I guess it depends where you sit.
We live in a post-scarcity civilisation (we have the technology), we just don’t live in a post-scarcity society. Scarcity is manufacturered.
So are we close to a utopia if we fixed distribution and inequality? Well. Kinda. There would still be people with greed. People who think that the accumulation of “more” is the only purpose of life. I found The Culture’s attitude to that to be entertaining. You can really have what you want. But it’s empty because people generally don’t mingle with people driven by needless accumulation. That is a mental illness.
Is there nothing to do?
Well, assuming that there are areas where the utopia hasn’t spread, there are always the frontiers as others have said.
A few years back, I did a mini documentary on “edges” as a source of fecund diversity as you have three ecosystems. – in this context, you would have the ecosystem of the utopia, the ecosystem of the “barbarians” and then the ecosystem of the people who live on the border.
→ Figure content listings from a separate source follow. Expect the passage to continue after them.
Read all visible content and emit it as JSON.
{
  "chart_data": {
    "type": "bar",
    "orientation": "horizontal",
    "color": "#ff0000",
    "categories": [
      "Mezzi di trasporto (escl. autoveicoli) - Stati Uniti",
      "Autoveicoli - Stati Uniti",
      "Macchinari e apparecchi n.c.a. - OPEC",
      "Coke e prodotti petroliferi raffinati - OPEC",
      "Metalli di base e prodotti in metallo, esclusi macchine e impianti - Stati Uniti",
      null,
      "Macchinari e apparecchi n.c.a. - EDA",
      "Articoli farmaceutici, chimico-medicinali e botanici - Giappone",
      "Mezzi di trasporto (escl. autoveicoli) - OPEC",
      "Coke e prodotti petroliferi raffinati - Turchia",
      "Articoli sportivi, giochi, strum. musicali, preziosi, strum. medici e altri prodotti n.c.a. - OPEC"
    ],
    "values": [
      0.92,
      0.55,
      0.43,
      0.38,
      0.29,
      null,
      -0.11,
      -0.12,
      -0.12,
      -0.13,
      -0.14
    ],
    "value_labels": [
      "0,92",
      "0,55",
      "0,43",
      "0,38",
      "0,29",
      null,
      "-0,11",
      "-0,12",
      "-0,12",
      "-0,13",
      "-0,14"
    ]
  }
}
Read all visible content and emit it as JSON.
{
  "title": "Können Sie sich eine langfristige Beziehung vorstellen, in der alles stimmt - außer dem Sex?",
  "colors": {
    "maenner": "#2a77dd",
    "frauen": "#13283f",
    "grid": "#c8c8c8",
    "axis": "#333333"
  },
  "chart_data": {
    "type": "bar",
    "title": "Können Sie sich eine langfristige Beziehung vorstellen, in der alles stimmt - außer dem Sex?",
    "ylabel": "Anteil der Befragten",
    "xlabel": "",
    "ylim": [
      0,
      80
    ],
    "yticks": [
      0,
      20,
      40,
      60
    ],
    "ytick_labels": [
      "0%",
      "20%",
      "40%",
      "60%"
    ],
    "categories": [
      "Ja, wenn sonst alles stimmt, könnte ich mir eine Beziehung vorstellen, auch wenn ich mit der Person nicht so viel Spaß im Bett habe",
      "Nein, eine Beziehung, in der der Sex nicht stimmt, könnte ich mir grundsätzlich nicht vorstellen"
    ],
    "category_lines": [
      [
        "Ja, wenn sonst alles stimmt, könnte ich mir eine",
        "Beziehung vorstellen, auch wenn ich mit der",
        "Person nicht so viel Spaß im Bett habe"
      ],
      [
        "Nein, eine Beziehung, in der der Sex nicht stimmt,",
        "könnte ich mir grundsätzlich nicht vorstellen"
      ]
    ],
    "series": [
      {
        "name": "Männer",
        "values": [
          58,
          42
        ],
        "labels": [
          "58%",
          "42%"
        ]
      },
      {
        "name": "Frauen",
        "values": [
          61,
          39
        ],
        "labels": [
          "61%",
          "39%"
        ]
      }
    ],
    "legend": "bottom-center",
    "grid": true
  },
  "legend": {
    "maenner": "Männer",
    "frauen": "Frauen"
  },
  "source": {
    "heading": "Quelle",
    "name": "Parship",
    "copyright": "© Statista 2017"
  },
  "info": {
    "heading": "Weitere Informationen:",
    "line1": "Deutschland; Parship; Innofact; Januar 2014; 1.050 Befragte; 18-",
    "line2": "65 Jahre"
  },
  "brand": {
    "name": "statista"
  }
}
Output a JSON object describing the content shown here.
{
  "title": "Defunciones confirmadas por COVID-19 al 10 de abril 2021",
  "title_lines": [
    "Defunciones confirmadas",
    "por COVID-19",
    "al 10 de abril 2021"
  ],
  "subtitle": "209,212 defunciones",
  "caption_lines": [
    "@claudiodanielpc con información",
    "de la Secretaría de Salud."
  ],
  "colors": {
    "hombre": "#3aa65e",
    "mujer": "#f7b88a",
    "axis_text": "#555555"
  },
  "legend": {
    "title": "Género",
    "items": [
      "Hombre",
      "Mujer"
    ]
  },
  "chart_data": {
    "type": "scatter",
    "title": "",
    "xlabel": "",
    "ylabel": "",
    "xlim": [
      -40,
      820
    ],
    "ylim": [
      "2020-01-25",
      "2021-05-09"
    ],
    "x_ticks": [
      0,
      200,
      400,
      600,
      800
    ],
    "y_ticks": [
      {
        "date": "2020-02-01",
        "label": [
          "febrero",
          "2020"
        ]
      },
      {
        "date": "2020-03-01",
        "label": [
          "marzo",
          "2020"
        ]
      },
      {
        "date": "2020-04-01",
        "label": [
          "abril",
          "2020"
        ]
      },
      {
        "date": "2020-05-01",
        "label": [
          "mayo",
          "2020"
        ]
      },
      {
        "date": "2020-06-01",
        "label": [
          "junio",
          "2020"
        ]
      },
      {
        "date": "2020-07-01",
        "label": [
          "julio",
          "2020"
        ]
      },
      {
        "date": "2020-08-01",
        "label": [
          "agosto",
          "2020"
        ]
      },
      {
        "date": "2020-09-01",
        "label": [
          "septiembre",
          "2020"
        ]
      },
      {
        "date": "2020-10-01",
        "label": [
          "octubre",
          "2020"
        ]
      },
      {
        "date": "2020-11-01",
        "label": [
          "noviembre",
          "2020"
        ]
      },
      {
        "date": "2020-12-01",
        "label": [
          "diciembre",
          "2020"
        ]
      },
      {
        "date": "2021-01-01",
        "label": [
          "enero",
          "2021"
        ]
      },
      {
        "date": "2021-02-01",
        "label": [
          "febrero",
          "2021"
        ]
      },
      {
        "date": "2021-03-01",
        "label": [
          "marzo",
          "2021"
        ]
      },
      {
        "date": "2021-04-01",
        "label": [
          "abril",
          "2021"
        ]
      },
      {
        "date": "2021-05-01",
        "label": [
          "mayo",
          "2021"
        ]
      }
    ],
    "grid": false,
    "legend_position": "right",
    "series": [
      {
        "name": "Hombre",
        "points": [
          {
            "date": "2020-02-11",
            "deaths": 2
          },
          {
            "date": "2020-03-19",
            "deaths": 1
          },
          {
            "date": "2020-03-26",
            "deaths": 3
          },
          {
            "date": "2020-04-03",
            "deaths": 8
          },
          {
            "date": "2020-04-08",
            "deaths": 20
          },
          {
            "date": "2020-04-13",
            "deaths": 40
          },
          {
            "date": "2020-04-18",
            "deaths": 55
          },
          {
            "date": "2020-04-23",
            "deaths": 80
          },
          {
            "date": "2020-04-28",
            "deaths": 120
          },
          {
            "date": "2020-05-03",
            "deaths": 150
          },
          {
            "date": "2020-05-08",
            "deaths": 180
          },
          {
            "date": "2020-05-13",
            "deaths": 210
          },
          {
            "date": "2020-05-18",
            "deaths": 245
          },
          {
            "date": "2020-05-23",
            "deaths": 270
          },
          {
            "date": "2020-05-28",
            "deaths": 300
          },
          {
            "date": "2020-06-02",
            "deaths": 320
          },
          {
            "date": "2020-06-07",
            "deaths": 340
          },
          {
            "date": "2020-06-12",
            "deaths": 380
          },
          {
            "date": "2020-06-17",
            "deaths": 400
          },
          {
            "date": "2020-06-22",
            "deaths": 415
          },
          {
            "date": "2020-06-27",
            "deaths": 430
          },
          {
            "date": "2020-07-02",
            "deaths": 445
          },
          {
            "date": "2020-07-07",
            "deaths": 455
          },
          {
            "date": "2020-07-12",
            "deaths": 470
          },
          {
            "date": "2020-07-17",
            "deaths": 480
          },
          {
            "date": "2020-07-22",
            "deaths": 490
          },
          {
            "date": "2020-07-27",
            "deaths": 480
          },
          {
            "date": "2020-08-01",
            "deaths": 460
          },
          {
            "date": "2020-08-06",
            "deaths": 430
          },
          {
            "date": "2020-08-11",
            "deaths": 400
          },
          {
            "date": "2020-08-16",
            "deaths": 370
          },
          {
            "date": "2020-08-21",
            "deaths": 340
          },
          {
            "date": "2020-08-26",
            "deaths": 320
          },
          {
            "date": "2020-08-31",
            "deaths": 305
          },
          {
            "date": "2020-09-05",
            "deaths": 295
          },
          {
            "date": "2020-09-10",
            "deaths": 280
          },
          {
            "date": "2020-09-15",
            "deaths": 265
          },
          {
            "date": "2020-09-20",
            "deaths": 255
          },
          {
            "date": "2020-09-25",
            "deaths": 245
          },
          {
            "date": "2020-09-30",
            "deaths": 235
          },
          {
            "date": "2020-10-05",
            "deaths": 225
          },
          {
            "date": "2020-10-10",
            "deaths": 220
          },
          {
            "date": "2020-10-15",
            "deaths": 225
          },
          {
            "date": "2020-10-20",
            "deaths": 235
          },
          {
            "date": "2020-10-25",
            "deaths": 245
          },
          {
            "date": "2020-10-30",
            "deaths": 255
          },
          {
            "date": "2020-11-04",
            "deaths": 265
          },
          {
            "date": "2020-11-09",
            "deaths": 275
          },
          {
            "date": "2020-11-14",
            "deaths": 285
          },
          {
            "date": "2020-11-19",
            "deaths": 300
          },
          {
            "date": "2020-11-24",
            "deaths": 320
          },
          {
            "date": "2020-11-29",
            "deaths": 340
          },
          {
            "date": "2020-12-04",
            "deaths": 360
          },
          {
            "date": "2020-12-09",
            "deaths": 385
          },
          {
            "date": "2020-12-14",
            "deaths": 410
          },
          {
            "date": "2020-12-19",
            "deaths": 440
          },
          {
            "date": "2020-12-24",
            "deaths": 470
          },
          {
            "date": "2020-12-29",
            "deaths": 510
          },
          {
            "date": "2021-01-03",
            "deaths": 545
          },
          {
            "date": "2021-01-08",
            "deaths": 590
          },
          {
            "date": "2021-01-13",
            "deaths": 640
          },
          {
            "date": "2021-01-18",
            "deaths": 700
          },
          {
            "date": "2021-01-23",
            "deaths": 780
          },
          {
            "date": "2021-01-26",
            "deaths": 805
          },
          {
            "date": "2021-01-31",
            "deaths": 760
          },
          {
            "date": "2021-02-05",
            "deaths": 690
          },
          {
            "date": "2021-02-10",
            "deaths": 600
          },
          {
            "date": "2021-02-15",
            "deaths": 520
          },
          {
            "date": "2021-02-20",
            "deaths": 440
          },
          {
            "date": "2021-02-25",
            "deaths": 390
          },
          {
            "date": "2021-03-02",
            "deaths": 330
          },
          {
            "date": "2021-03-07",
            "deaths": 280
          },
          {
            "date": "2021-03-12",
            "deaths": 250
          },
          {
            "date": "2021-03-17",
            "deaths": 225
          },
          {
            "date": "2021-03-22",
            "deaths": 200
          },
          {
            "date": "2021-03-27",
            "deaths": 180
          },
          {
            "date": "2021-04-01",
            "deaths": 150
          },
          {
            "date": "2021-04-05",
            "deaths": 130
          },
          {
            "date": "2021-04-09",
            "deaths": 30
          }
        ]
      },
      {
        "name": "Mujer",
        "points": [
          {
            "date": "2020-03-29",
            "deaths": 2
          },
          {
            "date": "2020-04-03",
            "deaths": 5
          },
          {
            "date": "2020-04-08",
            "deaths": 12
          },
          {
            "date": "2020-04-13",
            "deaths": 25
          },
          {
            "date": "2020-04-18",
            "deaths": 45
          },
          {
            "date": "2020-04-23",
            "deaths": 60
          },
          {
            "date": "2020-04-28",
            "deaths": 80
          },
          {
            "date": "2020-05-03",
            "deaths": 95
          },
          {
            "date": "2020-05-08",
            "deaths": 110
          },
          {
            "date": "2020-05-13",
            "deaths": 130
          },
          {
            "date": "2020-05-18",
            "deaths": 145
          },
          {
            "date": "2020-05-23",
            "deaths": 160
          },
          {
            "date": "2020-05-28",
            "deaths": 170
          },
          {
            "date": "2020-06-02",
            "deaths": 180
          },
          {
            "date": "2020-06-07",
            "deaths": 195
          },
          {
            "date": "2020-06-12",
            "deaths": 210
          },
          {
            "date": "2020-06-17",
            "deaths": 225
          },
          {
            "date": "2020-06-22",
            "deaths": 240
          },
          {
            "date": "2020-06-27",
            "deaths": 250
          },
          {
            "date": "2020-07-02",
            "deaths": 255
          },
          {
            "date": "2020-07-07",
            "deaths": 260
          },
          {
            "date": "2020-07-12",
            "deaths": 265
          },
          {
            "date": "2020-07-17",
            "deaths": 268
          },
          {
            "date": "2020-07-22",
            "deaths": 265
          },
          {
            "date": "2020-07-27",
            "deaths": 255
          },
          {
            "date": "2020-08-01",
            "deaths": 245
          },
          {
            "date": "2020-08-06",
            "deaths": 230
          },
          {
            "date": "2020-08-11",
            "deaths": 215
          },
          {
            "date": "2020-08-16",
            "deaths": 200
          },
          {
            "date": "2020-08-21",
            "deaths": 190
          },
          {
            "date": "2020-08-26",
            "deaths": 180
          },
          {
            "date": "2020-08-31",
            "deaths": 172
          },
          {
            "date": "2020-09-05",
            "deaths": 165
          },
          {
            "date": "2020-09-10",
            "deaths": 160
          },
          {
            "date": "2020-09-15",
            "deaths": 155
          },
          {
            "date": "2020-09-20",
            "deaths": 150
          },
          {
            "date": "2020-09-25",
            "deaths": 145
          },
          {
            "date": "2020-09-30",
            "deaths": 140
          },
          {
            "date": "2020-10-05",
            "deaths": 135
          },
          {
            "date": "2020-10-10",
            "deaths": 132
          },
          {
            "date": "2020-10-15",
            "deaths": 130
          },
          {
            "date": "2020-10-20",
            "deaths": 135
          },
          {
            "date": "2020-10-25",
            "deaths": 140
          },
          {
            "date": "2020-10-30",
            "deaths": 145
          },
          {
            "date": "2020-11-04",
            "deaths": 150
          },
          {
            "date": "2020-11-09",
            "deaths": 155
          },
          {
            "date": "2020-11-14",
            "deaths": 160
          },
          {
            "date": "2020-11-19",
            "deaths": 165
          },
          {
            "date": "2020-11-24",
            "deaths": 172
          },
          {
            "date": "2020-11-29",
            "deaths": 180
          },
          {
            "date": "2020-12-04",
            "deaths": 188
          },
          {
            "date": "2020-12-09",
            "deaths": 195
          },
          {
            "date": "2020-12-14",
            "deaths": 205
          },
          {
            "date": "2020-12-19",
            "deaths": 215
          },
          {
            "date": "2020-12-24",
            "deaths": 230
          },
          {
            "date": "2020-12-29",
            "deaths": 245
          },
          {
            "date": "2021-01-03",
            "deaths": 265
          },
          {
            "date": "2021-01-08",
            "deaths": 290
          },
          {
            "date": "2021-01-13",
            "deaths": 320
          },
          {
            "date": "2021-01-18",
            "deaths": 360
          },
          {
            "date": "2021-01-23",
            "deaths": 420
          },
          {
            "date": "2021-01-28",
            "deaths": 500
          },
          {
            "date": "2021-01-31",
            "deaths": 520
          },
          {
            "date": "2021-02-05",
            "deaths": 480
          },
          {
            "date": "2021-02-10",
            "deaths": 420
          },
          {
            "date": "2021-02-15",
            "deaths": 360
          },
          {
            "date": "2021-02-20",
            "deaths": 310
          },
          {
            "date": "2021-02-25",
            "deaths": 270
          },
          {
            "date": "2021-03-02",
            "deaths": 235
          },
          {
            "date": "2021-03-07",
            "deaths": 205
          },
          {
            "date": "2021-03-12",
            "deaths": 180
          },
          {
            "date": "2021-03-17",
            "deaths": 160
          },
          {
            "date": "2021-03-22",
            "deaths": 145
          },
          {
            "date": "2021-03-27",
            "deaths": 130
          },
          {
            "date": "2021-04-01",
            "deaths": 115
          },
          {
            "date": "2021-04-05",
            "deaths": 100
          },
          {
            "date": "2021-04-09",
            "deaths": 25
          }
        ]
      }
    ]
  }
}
I also like the Cortex setting Hammerheads (it’s Thunderbirds) though I really can’t grok their system. Rescuing people is a good thing. From natural and man-made (or alien-made) disasters.
And the idea that while it is a utopia, the people are not mindless Eloi. They can have jealousies. Even though the replicators can make anything, they can’t manufacture something created by the hands of humans. It will always just be a copy even if molecule-perfect. Even if you can have your simulacrum sexbot, it’s not the same as the person you love. Authenticity remains.
I like the idea of gaming in a utopia. It’s better than the grubbing around for gold that is the mainstay of fantasy and most modern and sci-fi games. I’ve never been money motivated in games or real life.